As described in more detail herein, the acceleration circuitry 120 may be configured to convert a bit string representing the result of an arithmetic operation or a logical operation, or both, into a format different from the format of the plurality of bit strings stored in the memory array 130. For example, a plurality of bit strings to be used as operands in performing arithmetic operations or logical operations, or both, are stored in a data structure in the memory array 130.

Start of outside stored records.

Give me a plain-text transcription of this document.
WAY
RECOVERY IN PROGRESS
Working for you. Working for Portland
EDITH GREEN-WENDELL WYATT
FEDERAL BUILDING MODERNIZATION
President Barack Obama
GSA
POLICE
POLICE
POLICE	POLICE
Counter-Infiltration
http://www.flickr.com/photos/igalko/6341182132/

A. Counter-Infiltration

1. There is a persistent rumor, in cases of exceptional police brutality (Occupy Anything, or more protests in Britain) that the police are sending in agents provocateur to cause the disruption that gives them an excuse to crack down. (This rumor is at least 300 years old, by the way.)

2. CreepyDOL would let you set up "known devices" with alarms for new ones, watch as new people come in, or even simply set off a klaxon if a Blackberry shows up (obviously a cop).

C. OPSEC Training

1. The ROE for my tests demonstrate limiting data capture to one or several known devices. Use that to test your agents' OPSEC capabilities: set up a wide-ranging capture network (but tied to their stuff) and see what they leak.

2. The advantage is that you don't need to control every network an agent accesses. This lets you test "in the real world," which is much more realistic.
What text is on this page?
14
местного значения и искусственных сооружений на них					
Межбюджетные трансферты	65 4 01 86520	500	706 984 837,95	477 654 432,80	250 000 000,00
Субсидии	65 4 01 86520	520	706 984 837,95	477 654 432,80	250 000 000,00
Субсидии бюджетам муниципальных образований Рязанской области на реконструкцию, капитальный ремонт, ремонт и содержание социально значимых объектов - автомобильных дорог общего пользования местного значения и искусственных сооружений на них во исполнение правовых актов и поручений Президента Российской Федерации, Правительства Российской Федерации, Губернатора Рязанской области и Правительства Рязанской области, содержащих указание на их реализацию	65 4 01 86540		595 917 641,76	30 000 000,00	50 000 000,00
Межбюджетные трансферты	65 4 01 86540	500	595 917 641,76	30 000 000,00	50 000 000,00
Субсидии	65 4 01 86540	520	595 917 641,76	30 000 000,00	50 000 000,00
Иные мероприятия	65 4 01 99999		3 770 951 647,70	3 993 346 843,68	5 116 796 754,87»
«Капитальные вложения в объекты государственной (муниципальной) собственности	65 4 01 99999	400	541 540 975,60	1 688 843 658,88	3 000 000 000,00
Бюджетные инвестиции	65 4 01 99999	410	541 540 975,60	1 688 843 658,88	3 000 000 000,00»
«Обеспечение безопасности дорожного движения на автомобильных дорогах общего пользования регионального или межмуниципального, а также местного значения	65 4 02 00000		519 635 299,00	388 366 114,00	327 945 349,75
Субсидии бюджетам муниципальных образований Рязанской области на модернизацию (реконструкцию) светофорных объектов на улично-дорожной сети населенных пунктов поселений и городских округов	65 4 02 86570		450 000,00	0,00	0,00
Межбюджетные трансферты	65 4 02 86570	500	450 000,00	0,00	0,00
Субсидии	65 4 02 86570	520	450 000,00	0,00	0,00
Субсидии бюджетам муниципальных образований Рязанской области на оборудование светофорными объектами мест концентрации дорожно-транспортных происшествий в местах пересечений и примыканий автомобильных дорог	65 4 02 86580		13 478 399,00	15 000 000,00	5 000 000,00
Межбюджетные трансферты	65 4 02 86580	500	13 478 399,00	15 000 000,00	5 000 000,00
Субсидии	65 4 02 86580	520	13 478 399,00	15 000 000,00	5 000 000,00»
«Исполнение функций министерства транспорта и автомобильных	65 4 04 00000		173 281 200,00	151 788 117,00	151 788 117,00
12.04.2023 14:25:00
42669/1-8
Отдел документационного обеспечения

Fig. 2A is a functional block diagram in the form of a computing system 200 including an apparatus including a host 202 and a memory device 204, according to several embodiments of the present disclosure. Memory device 204 may include one or more memory modules (e.g., single inline memory modules, dual inline memory modules, etc.). The memory device 204 may include volatile memory and/or non-volatile memory. In a number of embodiments, the memory device 204 may comprise a multi-chip device. A multi-chip device may include several different memory types and/or memory modules. For example, the memory system may include non-volatile or volatile memory on any type of module. Further, each of the components (e.g., host 202, acceleration circuitry 220, logic circuitry 222, memory resources 224, and/or memory array 230) may be referred to herein individually as an "apparatus". Although not explicitly shown in fig. 2A, memory device 204 may be coupled to one or more media devices, such as solid state drives, flash media devices, and the like.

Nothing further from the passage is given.